Un trésor longtemps caché du patrimoine chinois vient de retrouver sa splendeur. À la Cité interdite de Pékin, le jardin de Qianlong, chef-d’œuvre impérial du XVIIIe siècle, a officiellement rouvert ses portes au public après deux décennies de travaux. Un projet hors norme, autant sur le plan architectural qu’humain, qui illustre la complexité – et la nécessité – de préserver des lieux emblématiques de l’histoire impériale chinoise.
Un joyau discret au cœur du plus grand palais du monde
Situé au nord-est de la Cité interdite, au sein du palais de la Longévité tranquille, le jardin de Qianlong s’étend sur 16 000 m². Imaginé par l’empereur Qianlong comme un havre de paix pour sa retraite, ce jardin raffiné se compose de quatre cours et de 27 pavillons et bâtiments mêlant bois sculpté, peintures délicates, rocailles et objets précieux. Tout ici était resté intact depuis le XVIIIe siècle – un cas rare dans l’histoire du patrimoine impérial chinois.
Longtemps fermé au public, ce lieu chargé de symboles vient d’être restauré dans le respect scrupuleux des techniques de la dynastie Qing, avec un objectif : préserver son authenticité jusqu’aux moindres détails. Car au-delà des murs et des toitures, c’est aussi l’âme du lieu qu’il fallait réveiller.

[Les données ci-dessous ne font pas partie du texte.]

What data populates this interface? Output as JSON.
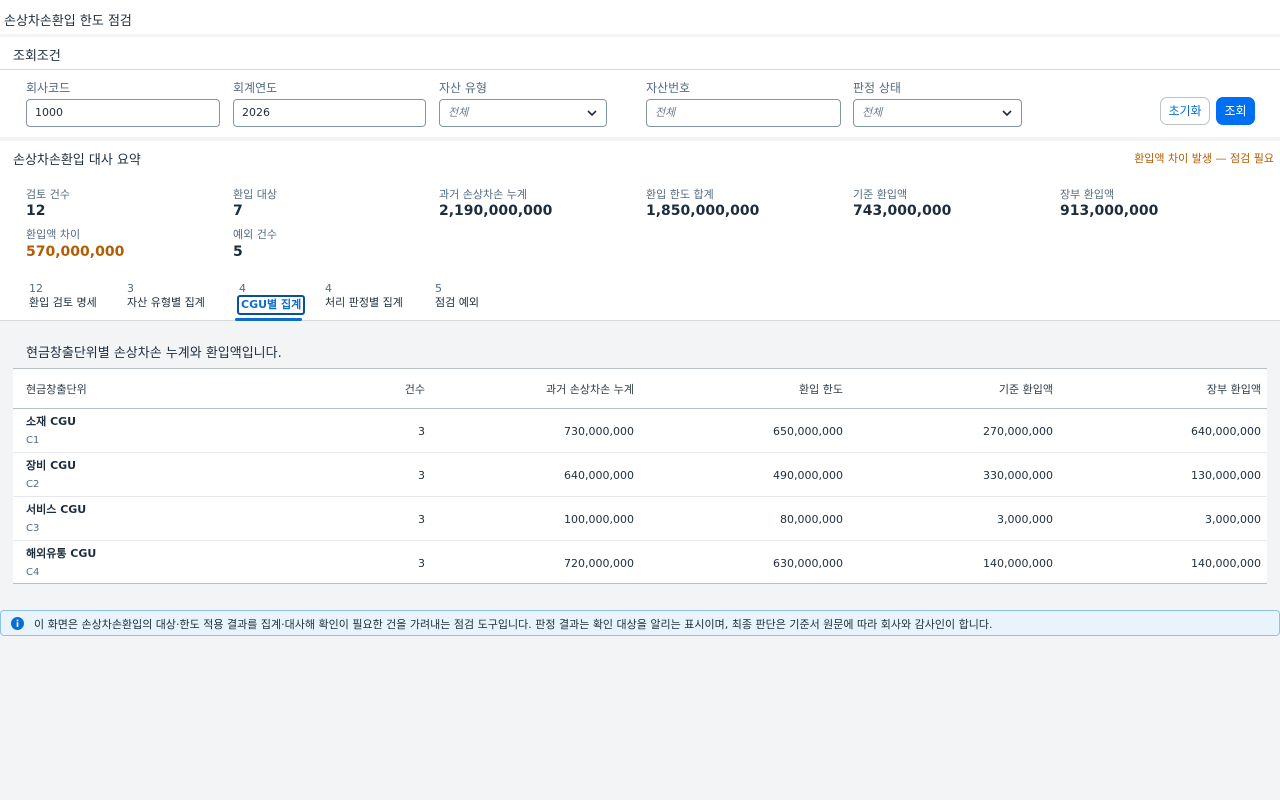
{
  "page": {
    "title": "손상차손환입 한도 점검"
  },
  "filters": {
    "section_title": "조회조건",
    "fields": [
      {
        "label": "회사코드",
        "value": "1000"
      },
      {
        "label": "회계연도",
        "value": "2026"
      },
      {
        "label": "자산 유형",
        "placeholder": "전체"
      },
      {
        "label": "자산번호",
        "placeholder": "전체"
      },
      {
        "label": "판정 상태",
        "placeholder": "전체"
      }
    ],
    "reset_label": "초기화",
    "search_label": "조회"
  },
  "summary": {
    "title": "손상차손환입 대사 요약",
    "alert": "환입액 차이 발생 — 점검 필요",
    "kpis": [
      {
        "label": "검토 건수",
        "value": "12"
      },
      {
        "label": "환입 대상",
        "value": "7"
      },
      {
        "label": "과거 손상차손 누계",
        "value": "2,190,000,000"
      },
      {
        "label": "환입 한도 합계",
        "value": "1,850,000,000"
      },
      {
        "label": "기준 환입액",
        "value": "743,000,000"
      },
      {
        "label": "장부 환입액",
        "value": "913,000,000"
      },
      {
        "label": "환입액 차이",
        "value": "570,000,000"
      },
      {
        "label": "예외 건수",
        "value": "5"
      }
    ]
  },
  "tabs": [
    {
      "count": "12",
      "label": "환입 검토 명세"
    },
    {
      "count": "3",
      "label": "자산 유형별 집계"
    },
    {
      "count": "4",
      "label": "CGU별 집계"
    },
    {
      "count": "4",
      "label": "처리 판정별 집계"
    },
    {
      "count": "5",
      "label": "점검 예외"
    }
  ],
  "table": {
    "caption": "현금창출단위별 손상차손 누계와 환입액입니다.",
    "headers": [
      "현금창출단위",
      "건수",
      "과거 손상차손 누계",
      "환입 한도",
      "기준 환입액",
      "장부 환입액"
    ],
    "rows": [
      {
        "name": "소재 CGU",
        "code": "C1",
        "count": "3",
        "impairment": "730,000,000",
        "limit": "650,000,000",
        "base": "270,000,000",
        "book": "640,000,000"
      },
      {
        "name": "장비 CGU",
        "code": "C2",
        "count": "3",
        "impairment": "640,000,000",
        "limit": "490,000,000",
        "base": "330,000,000",
        "book": "130,000,000"
      },
      {
        "name": "서비스 CGU",
        "code": "C3",
        "count": "3",
        "impairment": "100,000,000",
        "limit": "80,000,000",
        "base": "3,000,000",
        "book": "3,000,000"
      },
      {
        "name": "해외유통 CGU",
        "code": "C4",
        "count": "3",
        "impairment": "720,000,000",
        "limit": "630,000,000",
        "base": "140,000,000",
        "book": "140,000,000"
      }
    ]
  },
  "info": {
    "icon": "info-icon",
    "text": "이 화면은 손상차손환입의 대상·한도 적용 결과를 집계·대사해 확인이 필요한 건을 가려내는 점검 도구입니다. 판정 결과는 확인 대상을 알리는 표시이며, 최종 판단은 기준서 원문에 따라 회사와 감사인이 합니다."
  },
  "colors": {
    "accent": "#0070f2",
    "warning": "#b35c00",
    "info_bg": "#e8f3fb"
  }
}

Un chantier exemplaire devenu modèle de transmission
Lancé il y a plus de 25 ans, ce projet de restauration a été mené conjointement par le Palais impérial et le World Monuments Fund. Dès 2000, les équipes ont documenté, analysé, planifié. Puis, pendant 20 ans, artisans chinois et experts internationaux se sont relayés pour rénover chaque recoin du jardin, en alliant méthodes scientifiques et savoir-faire traditionnels. Un travail de précision, souvent invisible au premier regard, mais essentiel pour garantir l’intégrité historique du site.
Pour pérenniser ces compétences, un programme éducatif a vu le jour : CRAFT (Conservation Resources for Architectural Interiors, Furniture, and Training). Hébergé à l’université Tsinghua de Pékin, il forme une nouvelle génération de restaurateurs capables de manier aussi bien la laque impériale que la structure d’un pavillon en bois. Le chantier du jardin de Qianlong a ainsi servi de terrain d’apprentissage, devenant un modèle de conservation patrimoniale.

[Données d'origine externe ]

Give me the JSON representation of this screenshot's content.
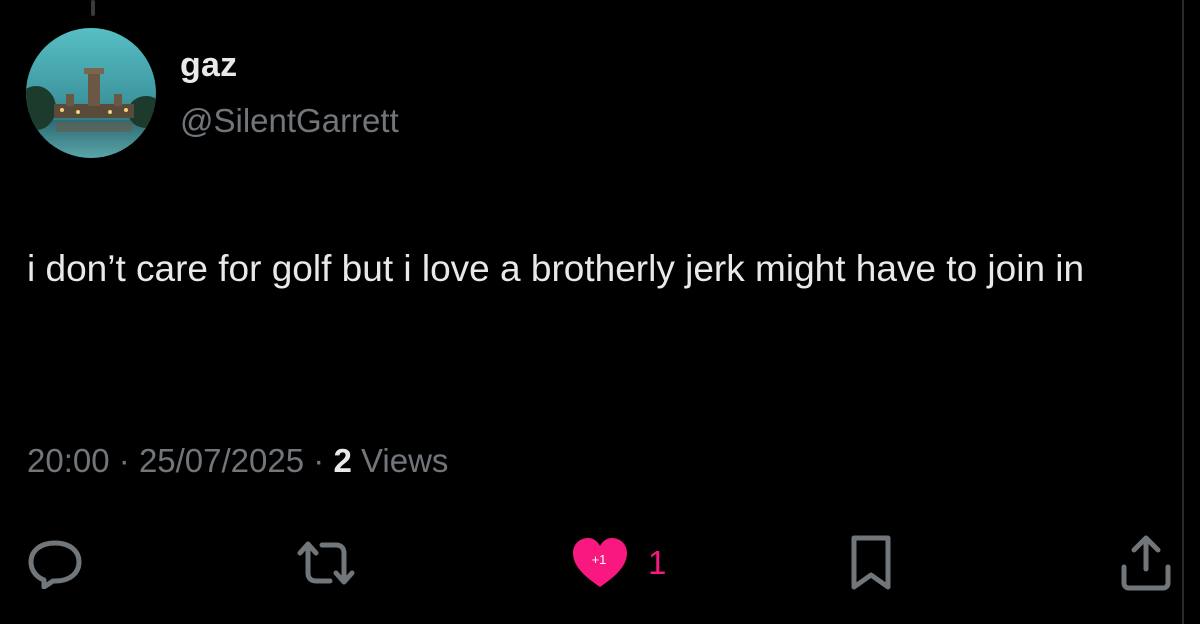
{
  "tweet": {
    "author": {
      "display_name": "gaz",
      "handle": "@SilentGarrett",
      "avatar_icon": "avatar-photo"
    },
    "text": "i don’t care for golf but i love a brotherly jerk might have to join in",
    "time": "20:00",
    "date": "25/07/2025",
    "separator": "·",
    "views_count": "2",
    "views_label": "Views"
  },
  "actions": {
    "reply_icon": "reply-icon",
    "retweet_icon": "retweet-icon",
    "like_icon": "heart-icon",
    "like_badge": "+1",
    "like_count": "1",
    "bookmark_icon": "bookmark-icon",
    "share_icon": "share-icon"
  },
  "colors": {
    "background": "#000000",
    "primary_text": "#e7e9ea",
    "secondary_text": "#71767b",
    "like_pink": "#f91880"
  }
}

Un empereur collectionneur au sommet de son art
Le lieu est aussi un hommage à son commanditaire. Qianlong, qui régna de 1735 à 1796, fut l’un des souverains les plus puissants et cultivés de l’histoire chinoise. Sous son règne, les arts décoratifs atteignent leur apogée. Il collectionne, commande, innove, et fait de la Cité interdite un centre de création artistique sans équivalent. Ce jardin personnel, conçu comme un espace intime pour la méditation, la poésie et la contemplation, est le reflet de cette double ambition : le pouvoir et la beauté.
À l’heure où la Chine cherche à réaffirmer son attachement à son héritage culturel, la restauration du jardin de Qianlong s’impose comme un signal fort. La Cité interdite, déjà classée au patrimoine mondial de l’UNESCO et visitée par des millions de touristes chaque année, continue de se réinventer. Et avec cette réouverture, elle ajoute une page supplémentaire à son histoire millénaire.